Le silence appartient au processus de la parole comme il appartient à la musique. Indispensable.
On peut comparer le silence au vide de l'univers, la voix aux étoiles et aux planètes. Le silence est un immense champ de découverte. Il est un renouvellement de la parole pour qu'elle devienne audible.
Parole et silence semblent des contraires, alors que l'un possède l'autre comme le Yang et le Yin sont réunis en chaque partie du corps, en chaque chose. Le lien est constant. Un peu comme au théâtre où les "contraires" provoquent le mouvement. Rien n'est statique, rien n'est acquis. Un peu aussi comme la décroissance, dont on parle aujourd'hui, qui n'est pas la négation de la croissance mais son renouvellement.

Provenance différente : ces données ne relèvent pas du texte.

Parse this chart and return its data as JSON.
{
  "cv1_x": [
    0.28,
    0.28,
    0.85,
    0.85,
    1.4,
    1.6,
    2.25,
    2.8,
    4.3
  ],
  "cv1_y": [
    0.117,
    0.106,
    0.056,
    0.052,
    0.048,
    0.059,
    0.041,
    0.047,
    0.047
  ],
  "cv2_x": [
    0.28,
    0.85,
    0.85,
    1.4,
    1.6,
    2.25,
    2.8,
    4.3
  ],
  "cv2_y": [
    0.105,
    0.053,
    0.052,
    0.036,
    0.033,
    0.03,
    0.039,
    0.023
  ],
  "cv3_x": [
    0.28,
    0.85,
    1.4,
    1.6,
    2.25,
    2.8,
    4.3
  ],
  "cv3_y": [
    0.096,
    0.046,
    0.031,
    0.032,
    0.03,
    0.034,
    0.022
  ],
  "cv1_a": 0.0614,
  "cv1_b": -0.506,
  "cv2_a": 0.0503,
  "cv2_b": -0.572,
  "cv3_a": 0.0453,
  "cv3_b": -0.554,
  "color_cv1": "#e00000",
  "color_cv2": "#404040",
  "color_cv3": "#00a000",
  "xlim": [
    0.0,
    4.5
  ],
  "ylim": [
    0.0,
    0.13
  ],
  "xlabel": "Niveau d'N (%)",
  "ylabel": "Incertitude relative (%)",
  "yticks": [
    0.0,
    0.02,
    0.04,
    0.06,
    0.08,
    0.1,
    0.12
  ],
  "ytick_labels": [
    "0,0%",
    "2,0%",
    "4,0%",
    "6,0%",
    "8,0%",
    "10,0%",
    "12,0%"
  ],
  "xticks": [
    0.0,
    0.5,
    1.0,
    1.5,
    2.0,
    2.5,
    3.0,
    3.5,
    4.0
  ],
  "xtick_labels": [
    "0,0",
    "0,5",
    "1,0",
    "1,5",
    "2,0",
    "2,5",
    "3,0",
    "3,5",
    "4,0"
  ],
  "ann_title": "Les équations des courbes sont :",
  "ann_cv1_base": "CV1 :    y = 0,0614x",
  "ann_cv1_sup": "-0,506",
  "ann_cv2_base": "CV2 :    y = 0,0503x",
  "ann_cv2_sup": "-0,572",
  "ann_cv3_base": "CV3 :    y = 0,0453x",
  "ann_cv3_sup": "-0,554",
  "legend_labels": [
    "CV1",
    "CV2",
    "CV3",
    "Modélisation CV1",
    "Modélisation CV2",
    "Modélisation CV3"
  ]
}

Le silence est source de renouveau pour la parole parlée et écrite. Donner un sens à l'un donne un sens à l'autre.
Le silence comme viatique à la fête, à la pleine possession du corps. C'est aussi un temps où l'on apprend à parler avec la voix de la terre.
Le silence comme époux de la parole. "La poésie, ce sont les noces de la paroles et du silence", nous dit Guillevic.

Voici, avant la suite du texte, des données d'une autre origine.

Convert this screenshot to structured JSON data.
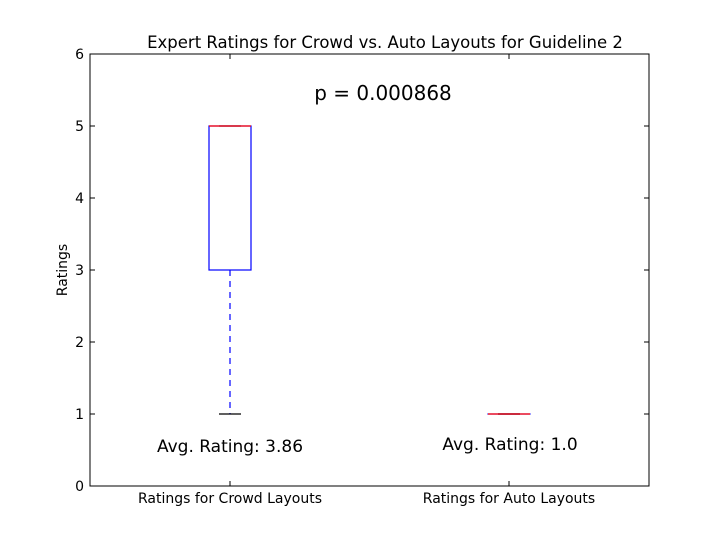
{
  "chart_data": {
    "type": "box",
    "title": "Expert Ratings for Crowd vs. Auto Layouts for Guideline 2",
    "xlabel": "",
    "ylabel": "Ratings",
    "ylim": [
      0,
      6
    ],
    "yticks": [
      0,
      1,
      2,
      3,
      4,
      5,
      6
    ],
    "grid": false,
    "categories": [
      "Ratings for Crowd Layouts",
      "Ratings for Auto Layouts"
    ],
    "boxes": [
      {
        "name": "Ratings for Crowd Layouts",
        "whisker_low": 1,
        "q1": 3,
        "median": 5,
        "q3": 5,
        "whisker_high": 5
      },
      {
        "name": "Ratings for Auto Layouts",
        "whisker_low": 1,
        "q1": 1,
        "median": 1,
        "q3": 1,
        "whisker_high": 1
      }
    ],
    "annotations": {
      "p_value": "p = 0.000868",
      "avg_labels": [
        "Avg. Rating: 3.86",
        "Avg. Rating: 1.0"
      ]
    },
    "colors": {
      "box": "#0000ff",
      "median": "#ff0000",
      "whisker": "#0000ff",
      "cap": "#000000"
    }
  }
}
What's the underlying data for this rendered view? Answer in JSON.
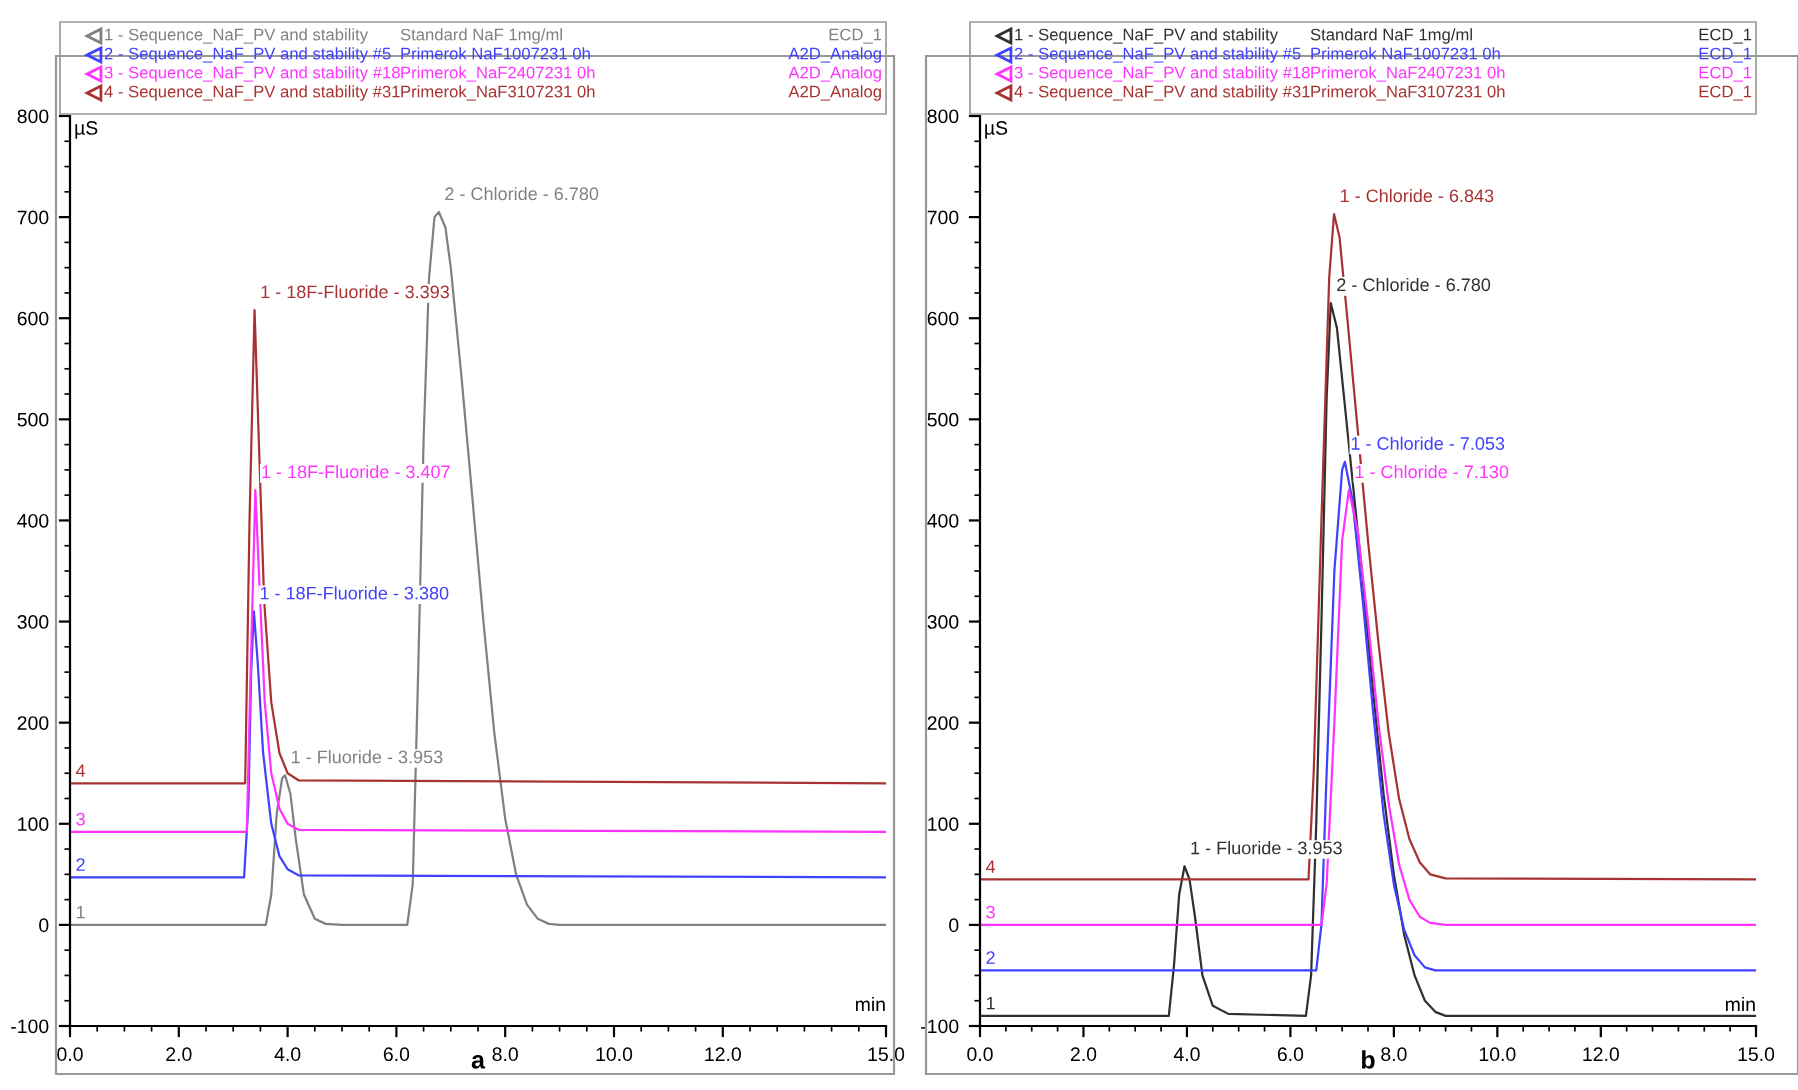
{
  "chart_data": [
    {
      "type": "line",
      "xlabel": "min",
      "ylabel": "µS",
      "legend": "top",
      "grid": false,
      "xlim": [
        0,
        15
      ],
      "ylim": [
        -100,
        800
      ],
      "xticks": [
        {
          "value": 0,
          "label": "0.0"
        },
        {
          "value": 2,
          "label": "2.0"
        },
        {
          "value": 4,
          "label": "4.0"
        },
        {
          "value": 6,
          "label": "6.0"
        },
        {
          "value": 8,
          "label": "8.0"
        },
        {
          "value": 10,
          "label": "10.0"
        },
        {
          "value": 12,
          "label": "12.0"
        },
        {
          "value": 15,
          "label": "15.0"
        }
      ],
      "yticks": [
        -100,
        0,
        100,
        200,
        300,
        400,
        500,
        600,
        700,
        800
      ],
      "series": [
        {
          "name": "1 - Sequence_NaF_PV and stability",
          "color": "#808080",
          "x": [
            0,
            3.6,
            3.7,
            3.8,
            3.9,
            3.953,
            4.05,
            4.15,
            4.3,
            4.5,
            4.7,
            5.0,
            6.2,
            6.3,
            6.4,
            6.5,
            6.6,
            6.7,
            6.78,
            6.9,
            7.0,
            7.2,
            7.4,
            7.6,
            7.8,
            8.0,
            8.2,
            8.4,
            8.6,
            8.8,
            9.0,
            15
          ],
          "values": [
            0,
            0,
            30,
            110,
            145,
            148,
            130,
            85,
            30,
            6,
            1,
            0,
            0,
            40,
            250,
            480,
            640,
            700,
            705,
            690,
            650,
            540,
            420,
            300,
            190,
            105,
            50,
            20,
            6,
            1,
            0,
            0
          ]
        },
        {
          "name": "2 - Sequence_NaF_PV and stability #5",
          "color": "#4040ff",
          "x": [
            0,
            3.2,
            3.28,
            3.33,
            3.38,
            3.45,
            3.55,
            3.7,
            3.85,
            4.0,
            4.2,
            15
          ],
          "values": [
            47,
            47,
            120,
            250,
            310,
            260,
            170,
            100,
            68,
            55,
            49,
            47
          ]
        },
        {
          "name": "3 - Sequence_NaF_PV and stability #18",
          "color": "#ff33ff",
          "x": [
            0,
            3.25,
            3.32,
            3.407,
            3.48,
            3.58,
            3.7,
            3.85,
            4.0,
            4.2,
            15
          ],
          "values": [
            92,
            92,
            250,
            430,
            340,
            220,
            150,
            115,
            100,
            94,
            92
          ]
        },
        {
          "name": "4 - Sequence_NaF_PV and stability #31",
          "color": "#a83232",
          "x": [
            0,
            3.22,
            3.3,
            3.393,
            3.47,
            3.57,
            3.7,
            3.85,
            4.0,
            4.2,
            15
          ],
          "values": [
            140,
            140,
            400,
            608,
            480,
            320,
            220,
            170,
            150,
            143,
            140
          ]
        }
      ],
      "annotations": [
        "Standard NaF 1mg/ml",
        "Primerok NaF1007231 0h",
        "Primerok_NaF2407231 0h",
        "Primerok_NaF3107231 0h",
        "ECD_1",
        "A2D_Analog",
        "A2D_Analog",
        "A2D_Analog",
        "a",
        {
          "text": "2 - Chloride - 6.780",
          "x": 6.78,
          "y": 705
        },
        {
          "text": "1 - 18F-Fluoride - 3.393",
          "x": 3.393,
          "y": 608
        },
        {
          "text": "1 - 18F-Fluoride - 3.407",
          "x": 3.407,
          "y": 430
        },
        {
          "text": "1 - 18F-Fluoride - 3.380",
          "x": 3.38,
          "y": 310
        },
        {
          "text": "1 - Fluoride - 3.953",
          "x": 3.953,
          "y": 148
        },
        {
          "text": "4",
          "x": 0,
          "y": 140
        },
        {
          "text": "3",
          "x": 0,
          "y": 92
        },
        {
          "text": "2",
          "x": 0,
          "y": 47
        },
        {
          "text": "1",
          "x": 0,
          "y": 0
        }
      ]
    },
    {
      "type": "line",
      "xlabel": "min",
      "ylabel": "µS",
      "legend": "top",
      "grid": false,
      "xlim": [
        0,
        15
      ],
      "ylim": [
        -100,
        800
      ],
      "xticks": [
        {
          "value": 0,
          "label": "0.0"
        },
        {
          "value": 2,
          "label": "2.0"
        },
        {
          "value": 4,
          "label": "4.0"
        },
        {
          "value": 6,
          "label": "6.0"
        },
        {
          "value": 8,
          "label": "8.0"
        },
        {
          "value": 10,
          "label": "10.0"
        },
        {
          "value": 12,
          "label": "12.0"
        },
        {
          "value": 15,
          "label": "15.0"
        }
      ],
      "yticks": [
        -100,
        0,
        100,
        200,
        300,
        400,
        500,
        600,
        700,
        800
      ],
      "series": [
        {
          "name": "1 - Sequence_NaF_PV and stability",
          "color": "#303030",
          "x": [
            0,
            3.65,
            3.75,
            3.85,
            3.953,
            4.05,
            4.15,
            4.3,
            4.5,
            4.8,
            6.3,
            6.4,
            6.5,
            6.6,
            6.7,
            6.78,
            6.9,
            7.0,
            7.2,
            7.4,
            7.6,
            7.8,
            8.0,
            8.2,
            8.4,
            8.6,
            8.8,
            9.0,
            15
          ],
          "values": [
            -90,
            -90,
            -40,
            30,
            58,
            45,
            10,
            -50,
            -80,
            -88,
            -90,
            -50,
            100,
            300,
            520,
            615,
            590,
            540,
            440,
            340,
            230,
            130,
            50,
            -10,
            -50,
            -75,
            -86,
            -90,
            -90
          ]
        },
        {
          "name": "2 - Sequence_NaF_PV and stability #5",
          "color": "#4040ff",
          "x": [
            0,
            6.5,
            6.6,
            6.7,
            6.85,
            7.0,
            7.053,
            7.2,
            7.4,
            7.6,
            7.8,
            8.0,
            8.2,
            8.4,
            8.6,
            8.8,
            15
          ],
          "values": [
            -45,
            -45,
            0,
            150,
            350,
            450,
            458,
            420,
            320,
            210,
            110,
            40,
            -5,
            -30,
            -42,
            -45,
            -45
          ]
        },
        {
          "name": "3 - Sequence_NaF_PV and stability #18",
          "color": "#ff33ff",
          "x": [
            0,
            6.6,
            6.7,
            6.85,
            7.0,
            7.13,
            7.3,
            7.5,
            7.7,
            7.9,
            8.1,
            8.3,
            8.5,
            8.7,
            9.0,
            15
          ],
          "values": [
            0,
            0,
            40,
            200,
            380,
            430,
            390,
            300,
            200,
            120,
            60,
            25,
            8,
            2,
            0,
            0
          ]
        },
        {
          "name": "4 - Sequence_NaF_PV and stability #31",
          "color": "#a83232",
          "x": [
            0,
            6.35,
            6.45,
            6.6,
            6.75,
            6.843,
            6.95,
            7.1,
            7.3,
            7.5,
            7.7,
            7.9,
            8.1,
            8.3,
            8.5,
            8.7,
            9.0,
            15
          ],
          "values": [
            45,
            45,
            150,
            400,
            640,
            703,
            680,
            600,
            490,
            380,
            280,
            190,
            125,
            85,
            62,
            50,
            46,
            45
          ]
        }
      ],
      "annotations": [
        "Standard NaF 1mg/ml",
        "Primerok NaF1007231 0h",
        "Primerok_NaF2407231 0h",
        "Primerok_NaF3107231 0h",
        "ECD_1",
        "ECD_1",
        "ECD_1",
        "ECD_1",
        "b",
        {
          "text": "1 - Chloride - 6.843",
          "x": 6.843,
          "y": 703
        },
        {
          "text": "2 - Chloride - 6.780",
          "x": 6.78,
          "y": 615
        },
        {
          "text": "1 - Chloride - 7.053",
          "x": 7.053,
          "y": 458
        },
        {
          "text": "1 - Chloride - 7.130",
          "x": 7.13,
          "y": 430
        },
        {
          "text": "1 - Fluoride - 3.953",
          "x": 3.953,
          "y": 58
        },
        {
          "text": "4",
          "x": 0,
          "y": 45
        },
        {
          "text": "3",
          "x": 0,
          "y": 0
        },
        {
          "text": "2",
          "x": 0,
          "y": -45
        },
        {
          "text": "1",
          "x": 0,
          "y": -90
        }
      ]
    }
  ]
}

Transversalité de la parole et du silence, comme oralité et écriture, corps, espaces, matières. Des lieux sans frontières.
Je propose de fomenter des silences, jusqu'à l'insurrection ! Créons des brigades de silence !
Le silence comme un rêve de l'autre. Aucune rencontre n’est anodine. C’est “l’autre” qui te métamorphose. Aller à sa rencontre, c’est aussi aller à la rencontre de soi, trouver la source d’une renaissance, inventer le temps qui reste.
Offrons-nous ces moments. Partageons-les comme on partage un repas. D'autres paroles viendront ensuite, naturellement.
Jusqu'à la débandade.
Aux mots du poète Alain Borne "Je pense que tout est fini qui retenait la toile / Je pense qu'il reste dorénavant surtout à mourir". Ce qui, ici, retient la toile est pour moi le silence. Je préfère ceux pleins de vie et de fougue de Blaise Cendrars "Quand je pense, je suis un animal en rut qui se vautre la verge haute stupide vers le futur. Quand je pense, je suis la débandade effrayée des sons d'une symphonie, la débandade de l'harmonie et du silence".
Je termine ce préambule avec Philippe Jaccottet : "Le travail du poète est de veiller comme un berger et d'appeler tout ce qui risque de se perdre s'il s'endort".